Almost three-quarters of people are opposed to the teachers strike, according to the Department of Education
A spokeswoman said 70% of people were against industrial action or believed teachers should not be allowed to strike at all.
– Department for Education spokeswoman
It is disappointing that the NUT and NASUWT are striking over the Government's measures to allow heads to pay good teachers more.
In a recent poll, 61% of respondents supported linking teachers' pay to performance and 70% either opposed the strikes or believed that teachers should not be allowed to strike at all.
All strikes will do is disrupt parents' lives, hold back children's education and damage the reputation of the profession.

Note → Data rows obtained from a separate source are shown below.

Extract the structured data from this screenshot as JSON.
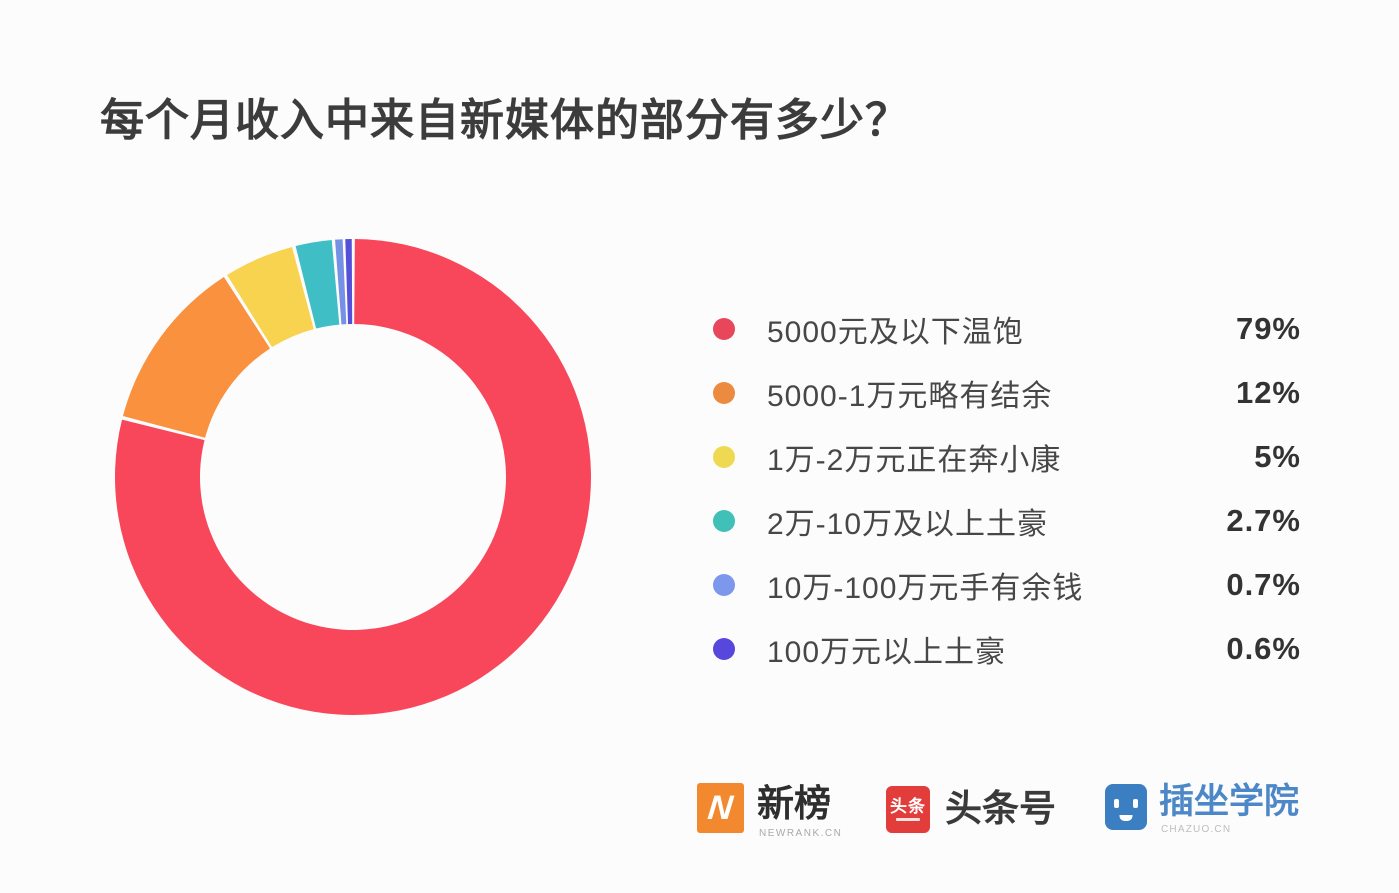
{
  "title": "每个月收入中来自新媒体的部分有多少？",
  "chart_data": {
    "type": "pie",
    "subtype": "donut",
    "title": "每个月收入中来自新媒体的部分有多少？",
    "start_angle_deg_from_top": 0,
    "direction": "clockwise",
    "inner_radius_ratio": 0.64,
    "legend_position": "right",
    "categories": [
      "5000元及以下温饱",
      "5000-1万元略有结余",
      "1万-2万元正在奔小康",
      "2万-10万及以上土豪",
      "10万-100万元手有余钱",
      "100万元以上土豪"
    ],
    "values": [
      79,
      12,
      5,
      2.7,
      0.7,
      0.6
    ],
    "percent_labels": [
      "79%",
      "12%",
      "5%",
      "2.7%",
      "0.7%",
      "0.6%"
    ],
    "colors": [
      "#F8475A",
      "#F9913E",
      "#F8D34F",
      "#3FBFC5",
      "#7690E6",
      "#5450D9"
    ]
  },
  "legend": {
    "items": [
      {
        "label": "5000元及以下温饱",
        "value": "79%",
        "color": "#E8465A"
      },
      {
        "label": "5000-1万元略有结余",
        "value": "12%",
        "color": "#EC8B3F"
      },
      {
        "label": "1万-2万元正在奔小康",
        "value": "5%",
        "color": "#EFD952"
      },
      {
        "label": "2万-10万及以上土豪",
        "value": "2.7%",
        "color": "#41C0B8"
      },
      {
        "label": "10万-100万元手有余钱",
        "value": "0.7%",
        "color": "#7C97EC"
      },
      {
        "label": "100万元以上土豪",
        "value": "0.6%",
        "color": "#5847DC"
      }
    ]
  },
  "footer": {
    "newrank": {
      "icon_letter": "N",
      "name": "新榜",
      "sub": "NEWRANK.CN",
      "icon_color": "#F2892F"
    },
    "toutiao": {
      "icon_text": "头条",
      "name": "头条号",
      "icon_color": "#E23C3B"
    },
    "chazuo": {
      "name": "插坐学院",
      "sub": "CHAZUO.CN",
      "icon_color": "#3B7EC2"
    }
  }
}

The teachers' unions argue their members are walking out because of cuts to their pay, higher pension contributions and poor working conditions.
Government reforms will leave teachers overworked and under-qualified, a striking teacher has told Daybreak.
History teacher John Boniface said reforms would be "attacks" on the "education they are going to be able to provide for children".
He criticised plans to allow teachers without a proper qualification to work in a classroom and not giving teachers enough time to plan lessons.
Hundreds of schools across London could be disrupted today as teachers stage further strike action in an ongoing dispute over pay, pensions and working conditions.
Organisers say 'the overwhelming majority' of teachers from two of England's biggest teaching unions, the NUT and NASUWT, are expected to rally in central London.
The first regional walkout took place in the North West on June 27th, and further strikes took place in East of England, the East Midlands, West Midlands and Yorkshire and Humberside on October 1st.
The Government says it is 'disappointed' at the decision to hold further industrial action.